Greendog donne dans l'exotisme de pacotille, façon Honolulu pour les touristes. Du temple indigène à l'esthétique coincée quelque part entre la période pré-colombien et l'art polynésien, du sauvage rigolo, du touriste gras à bob, des pirates plus ou moins morts dans une grotte, des noirs et des palmiers. C'est rococo au delà du raisonnable, dans le genre carte postale vite imprimée pour figurer sur le présentoir d'un bar-tabac d'une station balnéaire de seconde zone. Peu importe, on est un peu là pour ça, savourer un dépaysement carton-pâte. Un jeu se déroulant au bord de mer doit un minimum fleurer les cocotiers, le ukulélé et l'autochtone en pagne. On a payé pour ça, merde.



Les niveaux se déroulent selon le même schéma : on traverse un paysage en luttant contre sa faune hostile (animaux, indigènes, experts-comptables) à coup de frisbee (oui, à l'époque l'objet était encore tendance) pour accéder au temple dans lequel se cache la précieuse relique, défendue par un totem aztèque vaguement maléfique. Simple. Simplissime même. L'amateur de jeu de plate-forme un minimum retors aura à peine de quoi se rembourrer une dent creuse. Le jeu est globalement d'une linéarité à frémir. Ce n'est pas pour autant rédhibitoire mais ce n'est pas avec ça qu'on allait faire concurrence au plombier moustachu sur la console d'en face à la même période.



Le challenge a profité de la chaleur estivale pour prendre un congé, la difficulté étant tout ce qu'il y a de plus relatif. Au pire quelques boss et certains errements de level-design vous grignoterons quelques vie. Au-delà de ça, on avance sans grand risque d'ampoule aux doigts. Les ennemis sont modérément nuisibles, les boss fonctionnent sur un schéma identique et les quelques pièges font plutôt office de figuration qu'autre chose. Hormis les séquences à roulettes dans les niveaux de temples, l'ensemble est de la petite bière (de table) pour le joueur un minimum aguérri aux titres de l'époque. Régler son compte au jeu en plus d'une heure constituerait un terrible aveu de faiblesse. Ho, il y a bien une poignée de bonus qui viennent agrémenter le tout (augmentation du temps, super-frisbee, chapeau rigolo à la con) mais ne soyons pas dupes, cela tient plus du nain de bûche de Noël que de la tendre couche de génoise. Cette métaphore tordue ne vous sera pas facturée.

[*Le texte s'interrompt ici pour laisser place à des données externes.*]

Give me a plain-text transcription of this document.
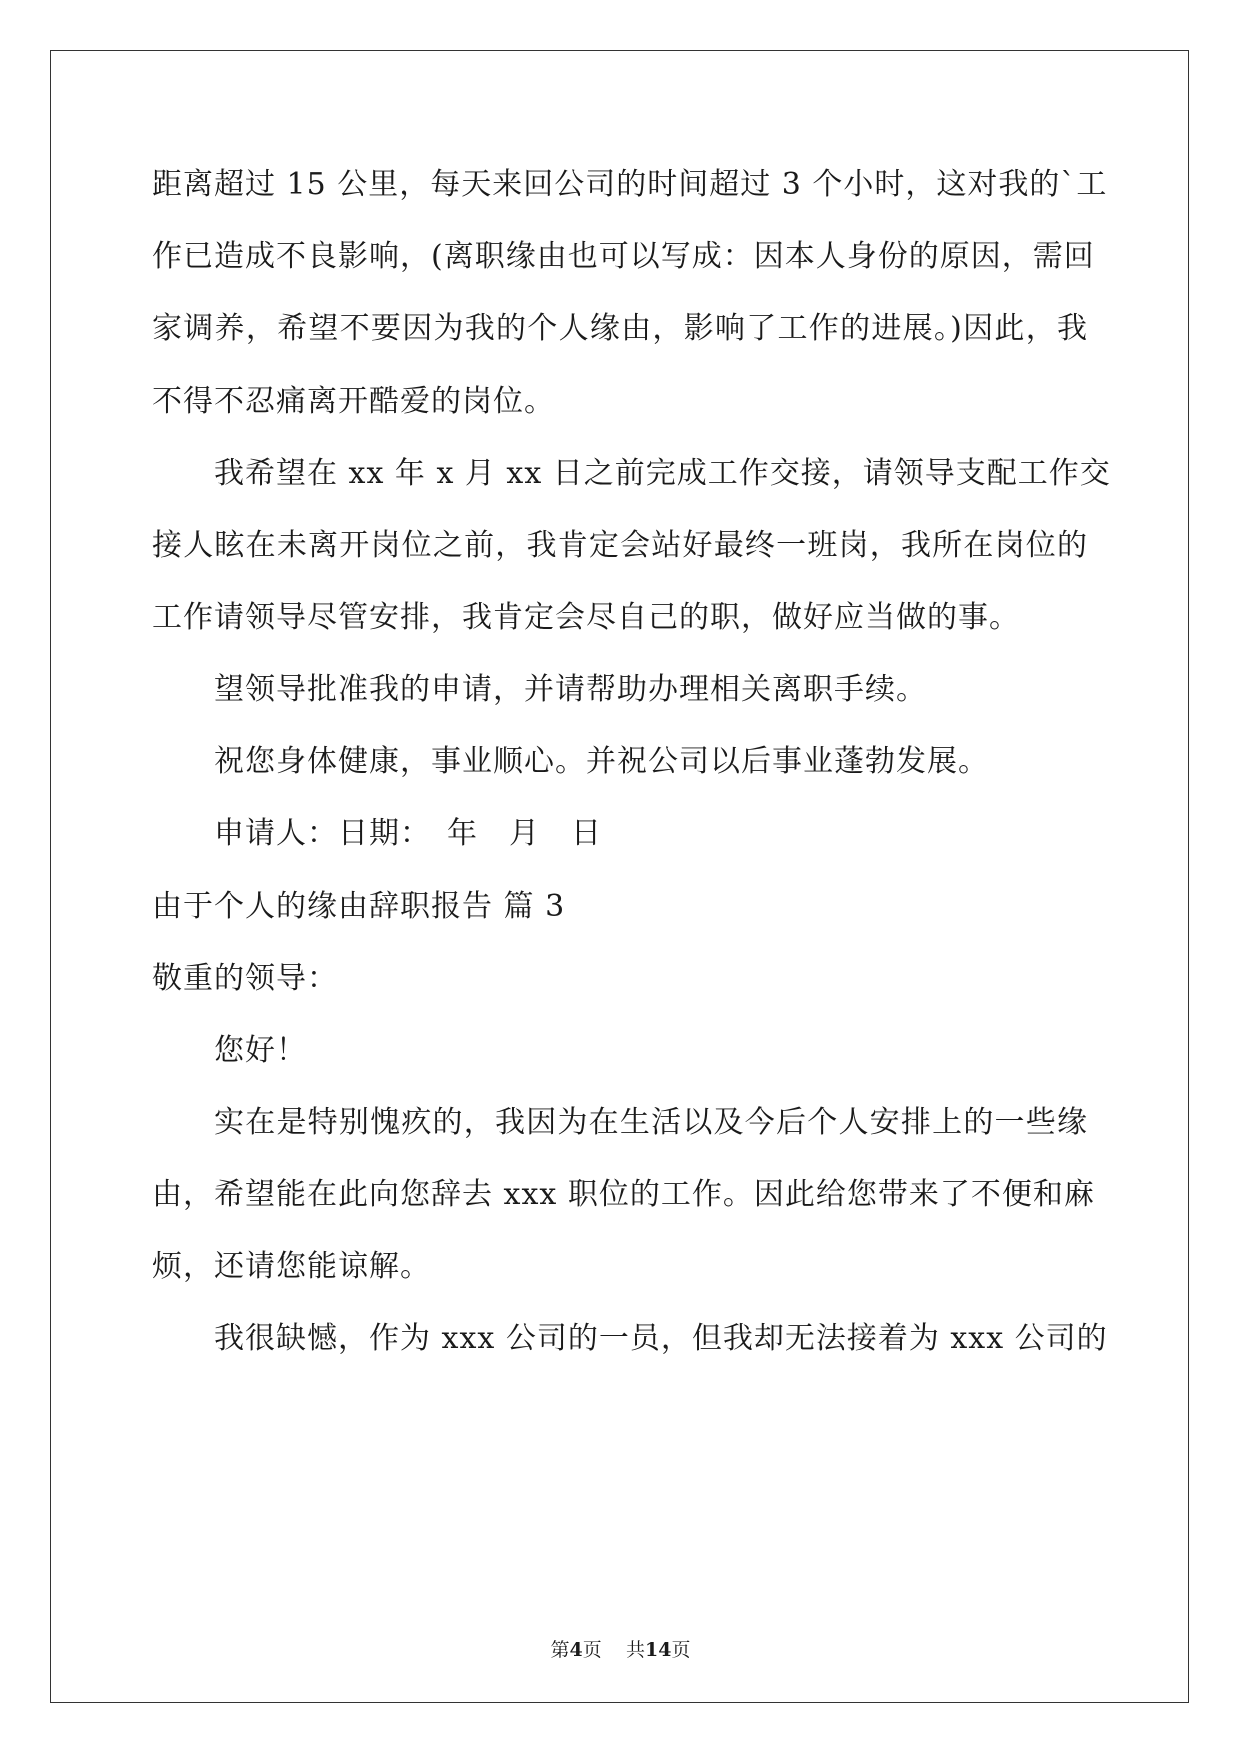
距离超过 15 公里，每天来回公司的时间超过 3 个小时，这对我的`工
作已造成不良影响，(离职缘由也可以写成：因本人身份的原因，需回
家调养，希望不要因为我的个人缘由，影响了工作的进展。)因此，我
不得不忍痛离开酷爱的岗位。
我希望在 xx 年 x 月 xx 日之前完成工作交接，请领导支配工作交
接人眩在未离开岗位之前，我肯定会站好最终一班岗，我所在岗位的
工作请领导尽管安排，我肯定会尽自己的职，做好应当做的事。
望领导批准我的申请，并请帮助办理相关离职手续。
祝您身体健康，事业顺心。并祝公司以后事业蓬勃发展。
申请人：日期：　年　月　日
由于个人的缘由辞职报告 篇 3
敬重的领导：
您好！
实在是特别愧疚的，我因为在生活以及今后个人安排上的一些缘
由，希望能在此向您辞去 xxx 职位的工作。因此给您带来了不便和麻
烦，还请您能谅解。
我很缺憾，作为 xxx 公司的一员，但我却无法接着为 xxx 公司的
第4页 共14页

Pour autant, on retrouve l'esprit cool saupoudré de fun vendu par la jaquette dans des phases à roulettes. Entre deux séances de frisbee, vous aurez à traverser des niveaux en chevauchant des rollers ou une planche à roulette également appelée skateboard par la jeune génération. Ce sont d'ailleurs peut-être les moments les plus agréables du jeu. Le jeu sort de sa raideur des phases de plate-formes pour insuffler quelques gouttes de dynamisme dans une maniabilité qui sent un peu l'arthrite. Pour ne pas vous ramasser le museau au fond d'un gouffre ou d'une fosse d'épieux, vous devrez aiguiser vos réflexes et avoir le sens du timing. La difficulté de ces séquences contraste d'autant plus avec la monotonie mollassonne des phases classiques.

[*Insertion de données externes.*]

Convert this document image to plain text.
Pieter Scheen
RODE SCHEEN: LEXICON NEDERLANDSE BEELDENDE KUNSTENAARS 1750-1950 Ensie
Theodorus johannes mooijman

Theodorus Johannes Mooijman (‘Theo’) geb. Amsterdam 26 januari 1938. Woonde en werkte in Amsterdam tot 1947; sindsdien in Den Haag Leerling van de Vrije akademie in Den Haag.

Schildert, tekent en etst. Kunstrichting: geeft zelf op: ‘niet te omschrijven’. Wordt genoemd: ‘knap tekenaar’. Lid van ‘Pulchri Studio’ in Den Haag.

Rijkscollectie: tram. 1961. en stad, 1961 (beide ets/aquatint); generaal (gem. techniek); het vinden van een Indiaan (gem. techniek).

Chose intéressante : vous êtes potentiellement invincible. Dans les faits, une fois votre barre de vitalité grignotée au maximum, vous perdez votre précieux frisbee qu'il vous faudra récupérer sous peine de vous faire dézinguer par le premier incorrect venu, la perte de l'objet fétiche pouvant se répéter de façon infinie. A noter qu'en dépit de ses aptitudes de surfeur, notre gaillard blond ne sait pas nager, comme en témoigne ce niveau où il vous faudra jouer avec la marée montante dans une grotte. On frise l'escroquerie.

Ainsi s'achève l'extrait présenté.